Additionally, MST may not be used for the following adjudicated offenses unless specifically ordered by the Court:
Assault 1 (11 Del. C.§ 613); Assault 2 (11 Del. C. § 612); Robbery 1 (11 Del. C. § 832); Offenses resulting in death including vehicular homicide (11 Del. C. §§ 630, 630A); Assault in a detention facility (11 Del. C. § 1254); Escape from a detention facility and Escape 2 (11 Del. C. § 1252); Possession of a deadly weapon during the commission of a felony (11 Del. C. § 1447); Possession of a firearm during the commission of a felony (11 Del. C. § 1447A); Sexual Offenses (11 Del. C. § 761-779) where sex offender treatment is indicated.
Intensive Probation Services provided by DYRS probation staff and/or contracted providers.
Level III probation requires frequent one-on-one contact with the probation officer and may include the following services:
- Intensive Homebased Services
- Day Treatment
- Group Homes
- Specialized Foster or Mentor Homes
- Residential Treatment Programs
- Home confinement with electronic monitoring
Criteria for assignment to the Intensive Program level include a pattern of serious or chronic delinquency and a moderate risk of reoffense, or moderately serious delinquency combined with a high risk of reoffenses. Juveniles in Level IV or V placements may be assigned to the Intensive Programs as part of their transition and reintegration to the community following the secure care placement.
B. Secure Programs
Level IV Staff Secure Programs
Placement at Level IV involves a court-ordered commitment to an out-of-home placement. Staff secure programs involve 24 hour supervision of juveniles. Level IV under the Juvenile Dispositional Guidelines is analogous, but not identical, to Level IV quasi-incarceration programs under SENTAC Guidelines. A staff secure program is one in which the juvenile offender is in an out-of-home placement under the 24 hour supervision of the provider in a contained environment.

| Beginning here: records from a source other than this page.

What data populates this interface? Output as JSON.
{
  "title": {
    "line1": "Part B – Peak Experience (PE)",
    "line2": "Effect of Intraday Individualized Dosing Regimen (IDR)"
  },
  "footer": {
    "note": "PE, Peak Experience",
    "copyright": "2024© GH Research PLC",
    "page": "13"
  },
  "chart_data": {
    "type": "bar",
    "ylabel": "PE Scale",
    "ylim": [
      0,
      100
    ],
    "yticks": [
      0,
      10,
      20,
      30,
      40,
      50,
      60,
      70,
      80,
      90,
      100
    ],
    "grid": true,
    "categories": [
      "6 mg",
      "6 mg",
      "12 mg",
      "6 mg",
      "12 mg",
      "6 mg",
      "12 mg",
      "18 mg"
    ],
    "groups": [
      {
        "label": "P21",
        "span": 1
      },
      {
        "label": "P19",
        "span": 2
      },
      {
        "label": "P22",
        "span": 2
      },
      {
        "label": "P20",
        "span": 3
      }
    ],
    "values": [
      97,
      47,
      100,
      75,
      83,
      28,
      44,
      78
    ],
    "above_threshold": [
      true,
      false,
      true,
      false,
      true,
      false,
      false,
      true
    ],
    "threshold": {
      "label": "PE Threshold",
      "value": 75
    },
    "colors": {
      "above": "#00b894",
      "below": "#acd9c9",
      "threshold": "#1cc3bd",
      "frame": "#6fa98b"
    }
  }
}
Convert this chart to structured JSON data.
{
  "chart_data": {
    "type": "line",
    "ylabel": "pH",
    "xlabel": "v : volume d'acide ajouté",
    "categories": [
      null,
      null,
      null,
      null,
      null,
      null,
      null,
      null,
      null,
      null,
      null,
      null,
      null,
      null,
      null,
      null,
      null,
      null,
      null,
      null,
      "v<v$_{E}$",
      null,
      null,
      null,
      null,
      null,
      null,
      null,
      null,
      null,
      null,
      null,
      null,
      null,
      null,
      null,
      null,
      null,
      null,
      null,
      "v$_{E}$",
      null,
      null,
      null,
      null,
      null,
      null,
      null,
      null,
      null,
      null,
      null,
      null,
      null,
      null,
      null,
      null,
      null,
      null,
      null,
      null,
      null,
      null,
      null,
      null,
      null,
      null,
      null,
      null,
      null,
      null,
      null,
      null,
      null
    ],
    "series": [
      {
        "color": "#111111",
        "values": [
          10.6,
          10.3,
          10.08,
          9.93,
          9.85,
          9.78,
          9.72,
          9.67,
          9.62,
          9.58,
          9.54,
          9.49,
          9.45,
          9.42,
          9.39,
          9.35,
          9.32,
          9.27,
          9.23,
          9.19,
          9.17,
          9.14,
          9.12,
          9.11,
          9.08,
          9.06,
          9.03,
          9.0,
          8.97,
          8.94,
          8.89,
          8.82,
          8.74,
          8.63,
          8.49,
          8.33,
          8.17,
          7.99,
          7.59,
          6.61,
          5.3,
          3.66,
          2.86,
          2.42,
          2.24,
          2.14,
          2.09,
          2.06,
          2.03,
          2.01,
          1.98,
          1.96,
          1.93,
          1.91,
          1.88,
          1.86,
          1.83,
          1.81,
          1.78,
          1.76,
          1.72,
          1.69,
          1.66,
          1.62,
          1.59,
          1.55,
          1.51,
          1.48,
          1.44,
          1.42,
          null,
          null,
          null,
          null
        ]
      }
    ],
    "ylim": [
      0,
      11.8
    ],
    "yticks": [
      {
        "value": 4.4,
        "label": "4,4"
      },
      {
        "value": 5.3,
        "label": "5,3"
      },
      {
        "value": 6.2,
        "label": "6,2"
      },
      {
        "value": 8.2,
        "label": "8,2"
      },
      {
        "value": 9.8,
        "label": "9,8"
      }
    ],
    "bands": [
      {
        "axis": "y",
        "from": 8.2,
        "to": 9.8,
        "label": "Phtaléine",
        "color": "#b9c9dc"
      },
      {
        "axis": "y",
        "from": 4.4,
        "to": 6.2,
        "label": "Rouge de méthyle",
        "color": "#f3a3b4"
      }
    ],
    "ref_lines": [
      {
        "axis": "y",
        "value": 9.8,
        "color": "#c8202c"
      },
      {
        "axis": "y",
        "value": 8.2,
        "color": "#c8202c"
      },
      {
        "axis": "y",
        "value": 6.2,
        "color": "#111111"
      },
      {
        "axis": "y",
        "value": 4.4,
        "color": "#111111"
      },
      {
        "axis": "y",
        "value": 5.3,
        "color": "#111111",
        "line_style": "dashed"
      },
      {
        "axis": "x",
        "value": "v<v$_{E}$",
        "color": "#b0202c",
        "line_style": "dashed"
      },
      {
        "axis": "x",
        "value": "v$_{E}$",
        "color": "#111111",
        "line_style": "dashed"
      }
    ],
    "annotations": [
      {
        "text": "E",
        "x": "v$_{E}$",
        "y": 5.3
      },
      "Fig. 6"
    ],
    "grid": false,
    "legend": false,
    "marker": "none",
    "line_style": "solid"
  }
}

Prior to ordering an offender whose charge level is Level III, II, or I to a Level IV placement, the Court must obtain a recommendation from DYRS on the appropriateness of Multisystemic Therapy. DYRS will present an immediate recommendation for all youth who are active with DYRS. Sentencing shall be deferred not longer than ten days for those youth who are not active with DYRS to obtain a recommendation on the appropriateness of Multisystemic Therapy.
Level V Locked Secure Programs
Placement at the locked secure program level requires Court-ordered commitment to an out-of-home placement. Locked Secure Programs are the most restrictive rehabilitative programs available. A locked secure program is one in which the juvenile offender is under 24 hour supervision in a locked setting.
The Court decision to commit to a level V program shall be based on an assessment of the current offense, past delinquency history, probability of the juvenile representing a risk to society, and the juvenile’s individual characteristics and needs.
Level IV and Level V programs are indicated for juveniles who adjudicated offenses include at least one of the following offenses:
- Level V: Felony A, B, and C
- Level IV: Violent Felony D, E, and F
Placement at a Level IV or V is also appropriate for lesser offenses such as violations of probation (1) if the juvenile is non-amenable to a less restrictive placement, or (2) with a statement of reason for a more restrictive placement.